The highly anticipated restaurant from Derek Stevens is located in the Union Trust building Downtown.


photo by Laura Petrilla

Union Standard, the highly anticipated restaurant from Derek Stevens, opens Friday in the Union Trust Building Downtown. 

Union Standard is the first independent venture from Stevens, who made his mark as the longstanding Executive Chef of Eleven Contemporary Cuisine in the Strip District. Stevens trained at the Culinary Institute of America and was the opening sous chef for Eleven in 2004. He was promoted to executive chef in 2006. Stevens left the restaurant last spring to focus on opening Union Standard. 

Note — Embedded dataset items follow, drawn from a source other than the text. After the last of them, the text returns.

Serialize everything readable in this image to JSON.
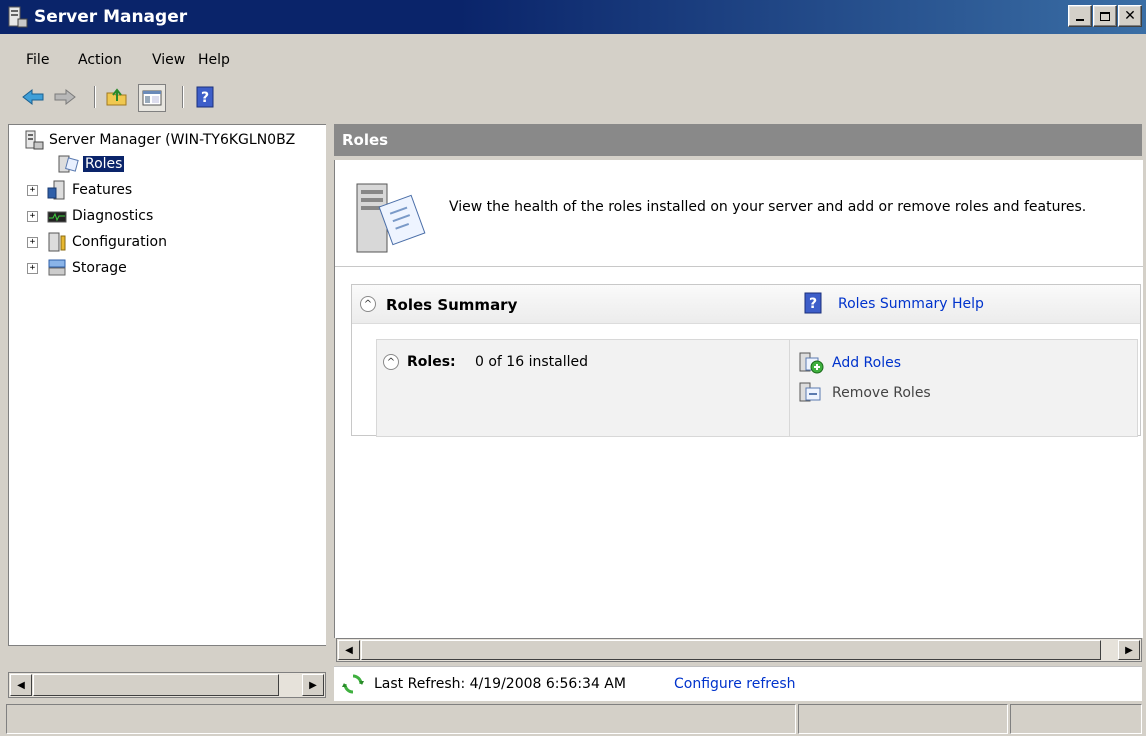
{
  "window": {
    "title": "Server Manager",
    "title_bar_buttons": [
      "minimize",
      "maximize",
      "close"
    ]
  },
  "menu": [
    "File",
    "Action",
    "View",
    "Help"
  ],
  "toolbar": {
    "buttons": [
      "back-arrow-icon",
      "forward-arrow-icon",
      "up-folder-icon",
      "show-hide-tree-icon",
      "help-icon"
    ]
  },
  "tree": {
    "root": "Server Manager (WIN-TY6KGLN0BZ",
    "items": [
      {
        "label": "Roles",
        "selected": true,
        "expandable": false
      },
      {
        "label": "Features",
        "expandable": true
      },
      {
        "label": "Diagnostics",
        "expandable": true
      },
      {
        "label": "Configuration",
        "expandable": true
      },
      {
        "label": "Storage",
        "expandable": true
      }
    ]
  },
  "main": {
    "header": "Roles",
    "intro": "View the health of the roles installed on your server and add or remove roles and features.",
    "summary": {
      "title": "Roles Summary",
      "help_link": "Roles Summary Help",
      "roles_label": "Roles:",
      "roles_count": "0 of 16 installed",
      "actions": [
        "Add Roles",
        "Remove Roles"
      ]
    },
    "refresh": {
      "text": "Last Refresh: 4/19/2008 6:56:34 AM",
      "link": "Configure refresh"
    }
  },
  "colors": {
    "title_bar": "#0a246a",
    "selection": "#0a246a",
    "section_header": "#898989",
    "link": "#0033cc"
  }
}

“I’m 42 years old. And I started to wonder ‘what am I going to be doing when I’m 52?’ As much as I loved working at Eleven and for big Burrito, it always felt like I was living someone else’s dream and not my own,” he says.

photos by Hal B. Klein

Stevens says that he had thought about opening a restaurant several times over the past five years, but that the opportunities either fell through or weren’t the right fit for him. “I look back now and feel really good about what I did there [at Eleven]. But you're always looking for a little bit more,” he says.

He’s in for a lot more.

Union Standard is a 180-seat, Classic American restaurant with inspiration drawn from Northeast, Mid-Atlantic and Appalachian cookery. Stevens and business partner Christine Grady worked with Moss Architects on the design for the space: The first floor features an open, three-tiered dining area capped with a square bar; upstairs is a flexible space that can accommodate various arrangements for private parties and business functions.

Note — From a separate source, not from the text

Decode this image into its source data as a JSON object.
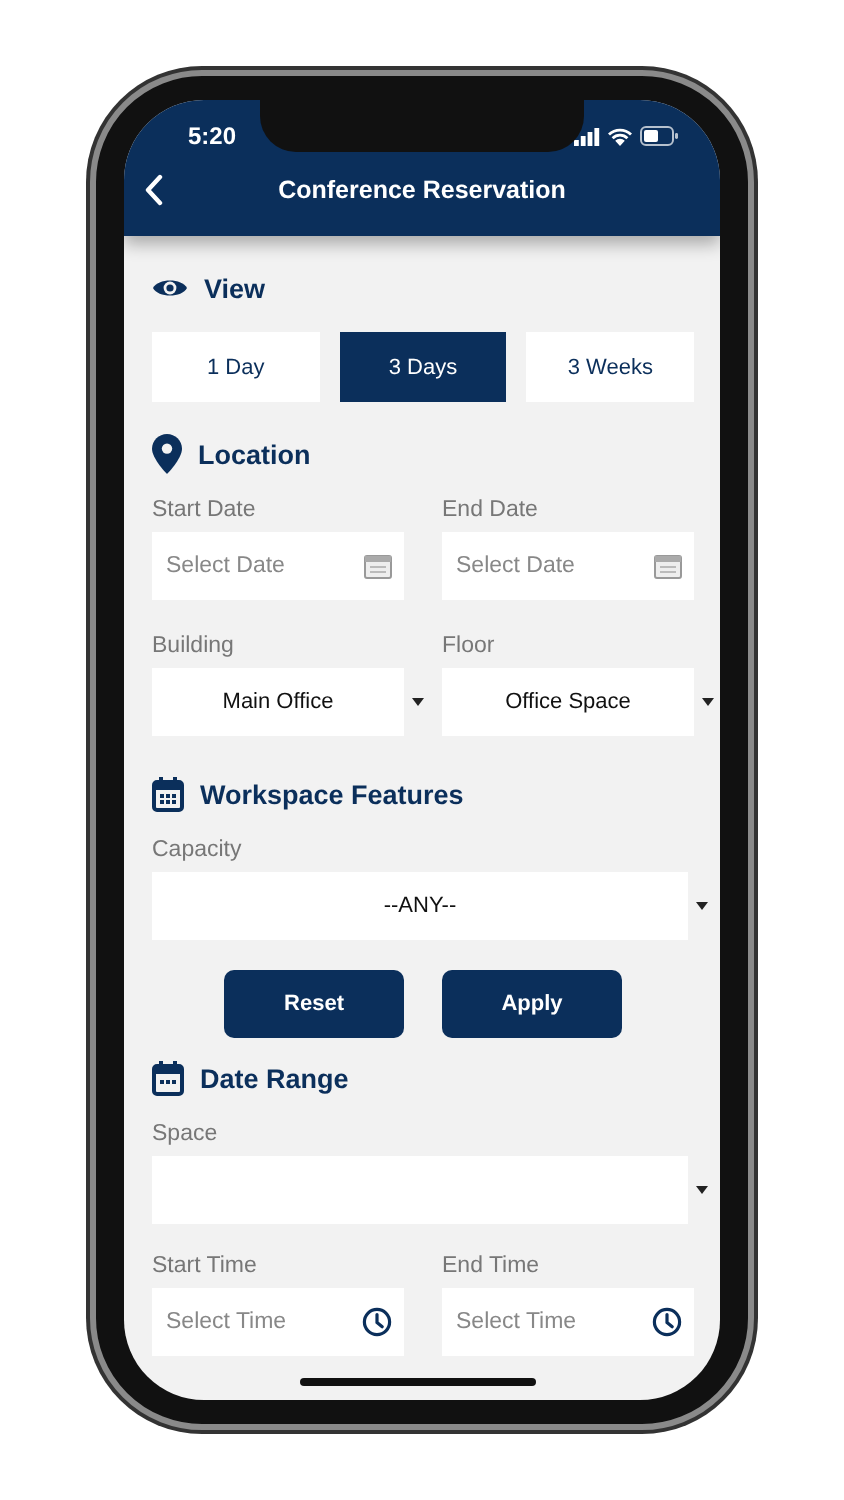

“Derek took a big leap. He made this decision at a time when this project was more of a vision than a reality. It’s not that surprising, considering what a creative, visionary guy he is," say Jonathan G. Davis, CEO and Founder of The Davis Companies.

Davis, a Pittsburgh native now based in Boston, purchased the Union Trust Building in 2014. His company is spearheading a $100 million restoration of the building, which was built in 1915 by Henry Clay Frick. 

“He’s part of a movement that's taken Pittsburgh to a very high level in terms of the quality of creative cuisine offered there. It’s an incredible amenity to have someone with such high standards in the building," Davis says.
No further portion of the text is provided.